A lot this discussion sheds some light on how I am being presently treated in a present transaction.
I won an article from a UK seller that, in fairness, I was not all that enthusiastic about in the end. The second place bidder is known to us and was eager to take the article off my hands--for a little less than I paid for it, of course (fair is fair). The seller would categorically not consider a third party or "gift" shipment to the other individual, even though I paid him immediately and I am both confirmed and verified on PayPal. That is fair enough--he has every right not to deviate from standard practice if he doesn't want to.
What has been more than I have been willing to take is the terse, brief, inflexible, unhelpful, and downright rude little emails oriented more to what he would not do for me rather than what he would. I have received no acknowledgment of payment received (though it cleared PayPal immediately), no word about when the article would ship (though he has made it clear it would not go to the requested third party), and, what really gets me, not even a thank you for my business and for my very quick payment.
I have been so unimpressed with the tone of this transaction that two outstanding bids I had had with the seller I retracted. I claimed "entered wrong amount", which is technically not untrue--I don't want to deal with this surly so-and-so at all now, and therefore any bid on his stuff is the "wrong amount" for me. If the eBay police suspend my account for misuse of the retraction feature, so be it--I have been spending too much money anyway. But I just can't bear to deal with the seller again after how crappy this one transaction has made me feel, so I am willing to take my chances. I don't know how the feedback will play out--I don't want to give this guy positive feedback, but if I get the article as advertised I have no case for negative feedback either. Maybe I will just not bother--the fellow has his 99.4% bevy of admirers, so obviously I am just a complaining misfit, right?

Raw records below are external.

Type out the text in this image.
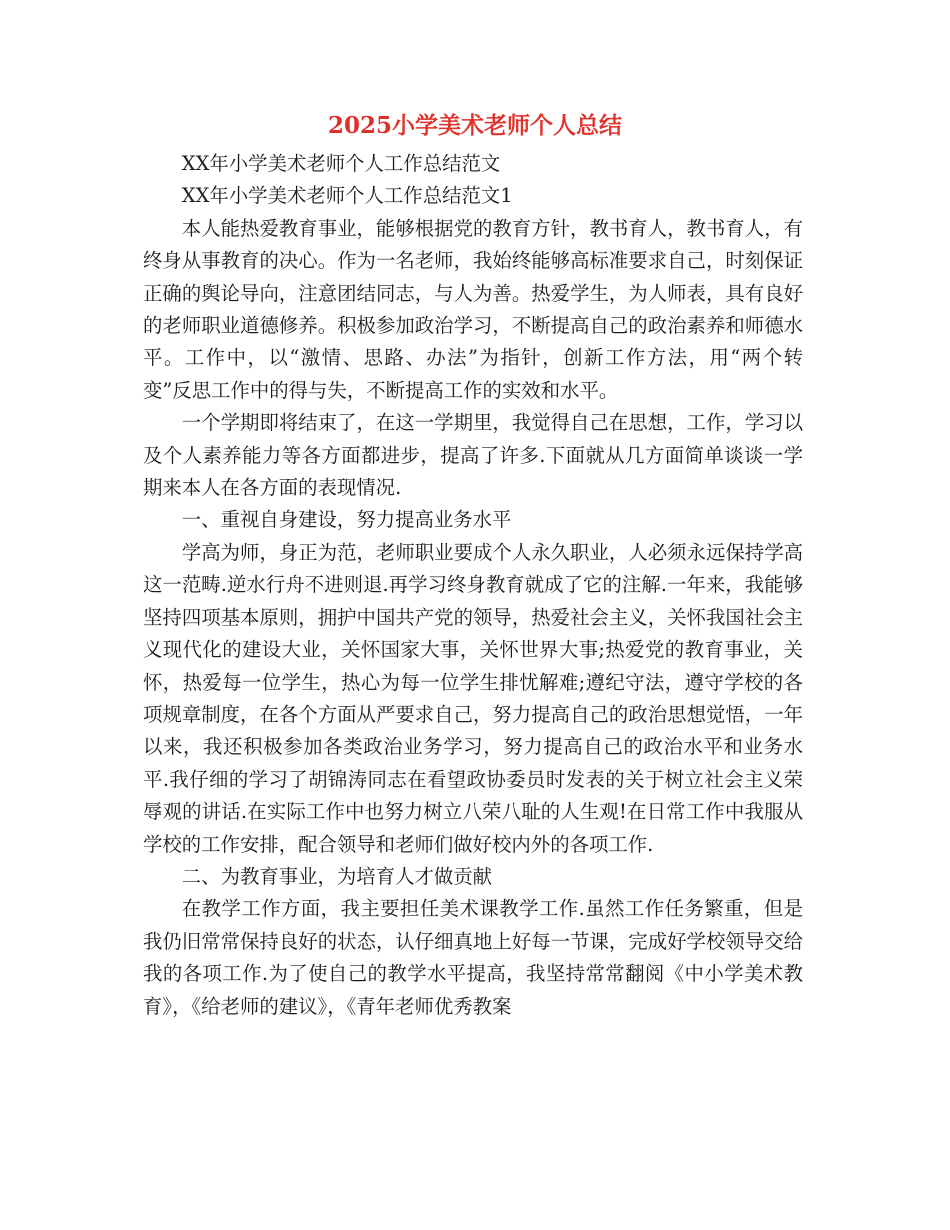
2025小学美术老师个人总结

XX年小学美术老师个人工作总结范文

XX年小学美术老师个人工作总结范文1

本人能热爱教育事业，能够根据党的教育方针，教书育人，教书育人，有终身从事教育的决心。作为一名老师，我始终能够高标准要求自己，时刻保证正确的舆论导向，注意团结同志，与人为善。热爱学生，为人师表，具有良好的老师职业道德修养。积极参加政治学习，不断提高自己的政治素养和师德水平。工作中，以“激情、思路、办法”为指针，创新工作方法，用“两个转变”反思工作中的得与失，不断提高工作的实效和水平。

一个学期即将结束了，在这一学期里，我觉得自己在思想，工作，学习以及个人素养能力等各方面都进步，提高了许多.下面就从几方面简单谈谈一学期来本人在各方面的表现情况.

一、重视自身建设，努力提高业务水平

学高为师，身正为范，老师职业要成个人永久职业，人必须永远保持学高这一范畴.逆水行舟不进则退.再学习终身教育就成了它的注解.一年来，我能够坚持四项基本原则，拥护中国共产党的领导，热爱社会主义，关怀我国社会主义现代化的建设大业，关怀国家大事，关怀世界大事;热爱党的教育事业，关怀，热爱每一位学生，热心为每一位学生排忧解难;遵纪守法，遵守学校的各项规章制度，在各个方面从严要求自己，努力提高自己的政治思想觉悟，一年以来，我还积极参加各类政治业务学习，努力提高自己的政治水平和业务水平.我仔细的学习了胡锦涛同志在看望政协委员时发表的关于树立社会主义荣辱观的讲话.在实际工作中也努力树立八荣八耻的人生观!在日常工作中我服从学校的工作安排，配合领导和老师们做好校内外的各项工作.

二、为教育事业，为培育人才做贡献

在教学工作方面，我主要担任美术课教学工作.虽然工作任务繁重，但是我仍旧常常保持良好的状态，认仔细真地上好每一节课，完成好学校领导交给我的各项工作.为了使自己的教学水平提高，我坚持常常翻阅《中小学美术教育》，《给老师的建议》，《青年老师优秀教案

Maybe this is tied into the issues raised in this thread. Maybe this UK fellow, who is a high volume high feedback seller, has been scammed before and in a knee-jerk response simply assumes that my admittedly tentative requests to consider flexible options were an effort to cheat him. If that is how the climate has become, it is best for me to cut my losses and walk away from it. I assume that, with rare exceptions, eBay sellers, especially those dealing with calculators, are reasonable, honest, and friendly people, and I assume they are trustworthy until given evidence to believe otherwise. I like to be treated the same.